5:45 PM Jack White (University of Tulsa)
Depictions of Saint Catherine of Siena, 1380-1580
Saint Catherine of Siena inhabited a unique gender role: as recounted in the hagiography by Raymond of Capua, her life was marked by frequent travel, outspoken advocacy, and enthusiastic argument, all of which were underscored by her experience of mystical visions.
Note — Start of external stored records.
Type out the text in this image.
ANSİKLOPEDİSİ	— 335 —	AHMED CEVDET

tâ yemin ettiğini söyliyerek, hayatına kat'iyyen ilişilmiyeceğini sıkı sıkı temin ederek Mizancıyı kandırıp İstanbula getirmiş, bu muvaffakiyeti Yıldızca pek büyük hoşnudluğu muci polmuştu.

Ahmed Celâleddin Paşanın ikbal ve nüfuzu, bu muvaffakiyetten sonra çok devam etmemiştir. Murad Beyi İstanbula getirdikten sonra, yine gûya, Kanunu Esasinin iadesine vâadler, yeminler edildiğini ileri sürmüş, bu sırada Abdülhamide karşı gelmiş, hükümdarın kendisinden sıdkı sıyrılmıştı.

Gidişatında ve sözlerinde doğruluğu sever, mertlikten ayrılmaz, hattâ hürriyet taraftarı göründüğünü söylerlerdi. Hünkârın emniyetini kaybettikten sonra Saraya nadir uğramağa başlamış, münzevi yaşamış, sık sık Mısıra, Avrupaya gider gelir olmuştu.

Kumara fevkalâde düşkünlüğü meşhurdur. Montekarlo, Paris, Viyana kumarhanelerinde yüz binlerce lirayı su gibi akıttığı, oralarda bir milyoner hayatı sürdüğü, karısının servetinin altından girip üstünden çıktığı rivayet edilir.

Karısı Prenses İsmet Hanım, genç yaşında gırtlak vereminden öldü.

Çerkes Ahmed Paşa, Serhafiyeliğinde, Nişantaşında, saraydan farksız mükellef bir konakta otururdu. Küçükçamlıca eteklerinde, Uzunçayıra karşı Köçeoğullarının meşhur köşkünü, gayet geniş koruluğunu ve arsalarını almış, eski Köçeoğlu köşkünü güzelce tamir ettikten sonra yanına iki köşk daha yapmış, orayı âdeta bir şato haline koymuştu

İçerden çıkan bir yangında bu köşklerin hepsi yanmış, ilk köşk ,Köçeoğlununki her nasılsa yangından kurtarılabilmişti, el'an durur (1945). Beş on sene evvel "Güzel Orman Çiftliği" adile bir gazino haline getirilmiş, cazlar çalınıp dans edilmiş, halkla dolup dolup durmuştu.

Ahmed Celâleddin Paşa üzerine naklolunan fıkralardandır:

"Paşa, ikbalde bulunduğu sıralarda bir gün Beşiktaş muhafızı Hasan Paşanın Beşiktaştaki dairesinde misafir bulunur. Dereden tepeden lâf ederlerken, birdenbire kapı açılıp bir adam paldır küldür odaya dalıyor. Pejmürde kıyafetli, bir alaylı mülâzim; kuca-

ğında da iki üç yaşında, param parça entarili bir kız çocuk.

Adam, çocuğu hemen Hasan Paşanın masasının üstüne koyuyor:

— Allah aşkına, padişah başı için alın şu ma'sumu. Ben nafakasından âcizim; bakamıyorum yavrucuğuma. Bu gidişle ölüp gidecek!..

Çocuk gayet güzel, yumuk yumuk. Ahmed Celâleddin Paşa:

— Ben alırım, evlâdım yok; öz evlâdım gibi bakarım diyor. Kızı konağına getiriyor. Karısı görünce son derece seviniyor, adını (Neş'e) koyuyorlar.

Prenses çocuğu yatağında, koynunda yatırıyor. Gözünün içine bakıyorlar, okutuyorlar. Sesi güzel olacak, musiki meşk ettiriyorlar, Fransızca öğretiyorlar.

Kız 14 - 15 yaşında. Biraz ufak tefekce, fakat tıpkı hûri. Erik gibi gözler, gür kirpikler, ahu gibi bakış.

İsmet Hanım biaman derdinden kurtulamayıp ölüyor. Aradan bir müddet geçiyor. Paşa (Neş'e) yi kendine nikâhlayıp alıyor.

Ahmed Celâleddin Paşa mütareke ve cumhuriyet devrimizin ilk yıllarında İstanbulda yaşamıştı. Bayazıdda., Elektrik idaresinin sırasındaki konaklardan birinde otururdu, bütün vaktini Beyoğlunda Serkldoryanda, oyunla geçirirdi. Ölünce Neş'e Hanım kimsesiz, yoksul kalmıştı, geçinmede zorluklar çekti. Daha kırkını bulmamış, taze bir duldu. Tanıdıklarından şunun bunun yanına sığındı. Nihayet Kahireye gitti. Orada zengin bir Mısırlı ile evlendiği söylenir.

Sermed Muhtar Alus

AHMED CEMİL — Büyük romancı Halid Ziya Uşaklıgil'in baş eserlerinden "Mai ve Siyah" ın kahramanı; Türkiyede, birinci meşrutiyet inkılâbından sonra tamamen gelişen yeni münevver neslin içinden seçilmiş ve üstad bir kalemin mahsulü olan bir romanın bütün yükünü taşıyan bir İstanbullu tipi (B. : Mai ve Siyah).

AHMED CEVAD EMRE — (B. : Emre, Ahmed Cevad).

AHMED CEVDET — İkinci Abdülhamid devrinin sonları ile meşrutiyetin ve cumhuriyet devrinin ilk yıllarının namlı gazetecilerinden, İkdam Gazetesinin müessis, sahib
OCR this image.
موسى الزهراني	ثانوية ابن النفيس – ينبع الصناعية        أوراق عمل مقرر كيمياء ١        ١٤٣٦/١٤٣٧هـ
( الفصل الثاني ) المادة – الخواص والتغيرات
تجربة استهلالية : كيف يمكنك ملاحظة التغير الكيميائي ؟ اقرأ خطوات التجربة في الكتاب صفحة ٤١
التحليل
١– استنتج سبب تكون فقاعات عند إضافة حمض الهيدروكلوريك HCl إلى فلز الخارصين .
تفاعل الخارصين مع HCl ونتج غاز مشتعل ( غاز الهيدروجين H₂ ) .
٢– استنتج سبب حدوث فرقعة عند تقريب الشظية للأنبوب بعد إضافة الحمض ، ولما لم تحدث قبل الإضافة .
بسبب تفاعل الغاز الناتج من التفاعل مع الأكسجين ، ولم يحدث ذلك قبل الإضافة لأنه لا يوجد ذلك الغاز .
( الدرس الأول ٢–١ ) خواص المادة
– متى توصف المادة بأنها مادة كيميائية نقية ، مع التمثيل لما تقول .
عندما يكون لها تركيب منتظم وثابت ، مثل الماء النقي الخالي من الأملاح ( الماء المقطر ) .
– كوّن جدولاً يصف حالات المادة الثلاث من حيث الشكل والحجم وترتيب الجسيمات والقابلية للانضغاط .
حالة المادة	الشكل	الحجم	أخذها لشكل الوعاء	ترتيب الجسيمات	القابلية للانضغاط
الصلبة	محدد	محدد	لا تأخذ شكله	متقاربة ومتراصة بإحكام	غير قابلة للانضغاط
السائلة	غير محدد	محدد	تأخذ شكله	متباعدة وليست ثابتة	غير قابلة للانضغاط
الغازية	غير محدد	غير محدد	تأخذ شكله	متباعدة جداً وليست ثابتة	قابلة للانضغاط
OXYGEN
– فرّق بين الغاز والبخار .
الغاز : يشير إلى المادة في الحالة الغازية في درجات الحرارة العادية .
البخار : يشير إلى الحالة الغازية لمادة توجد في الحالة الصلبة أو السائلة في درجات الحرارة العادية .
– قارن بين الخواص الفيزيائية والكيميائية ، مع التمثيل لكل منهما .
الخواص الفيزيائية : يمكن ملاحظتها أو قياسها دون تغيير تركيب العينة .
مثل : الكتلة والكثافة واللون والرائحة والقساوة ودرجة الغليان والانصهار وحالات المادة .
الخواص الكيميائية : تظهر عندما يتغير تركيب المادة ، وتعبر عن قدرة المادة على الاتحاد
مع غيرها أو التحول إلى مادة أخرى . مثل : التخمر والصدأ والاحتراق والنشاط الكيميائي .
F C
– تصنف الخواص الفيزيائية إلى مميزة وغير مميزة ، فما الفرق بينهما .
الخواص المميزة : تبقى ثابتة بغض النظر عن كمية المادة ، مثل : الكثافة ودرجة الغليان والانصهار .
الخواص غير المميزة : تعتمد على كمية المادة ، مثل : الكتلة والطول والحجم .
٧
Even though it does not contain all the theological and self-perceptive nuances found in Catherine’s own Dialogue and letters, Raymond’s account presented a life full of public and political exercises of charity and teaching. Despite the text’s acceptance by the Church and use for the promotion of Dominican worthiness, the paintings made between 1380 and 1580 of its scenes often depicted Catherine as passive, parallel with Christ the sufferer far more than Christ the teacher or the healer. Drawing particularly on research by Karen Scott, Susan Wegner, and Elizabeth Petroff, I will argue that paintings by di Benvenuto, Il Sodoma, and Beccafumi use these conventions to mitigate the more unfamiliar aspects of Catherine’s life, simultaneously rendering her a more effective role model for cloistered Dominican nuns and depriving her of significant amounts of complexity and power.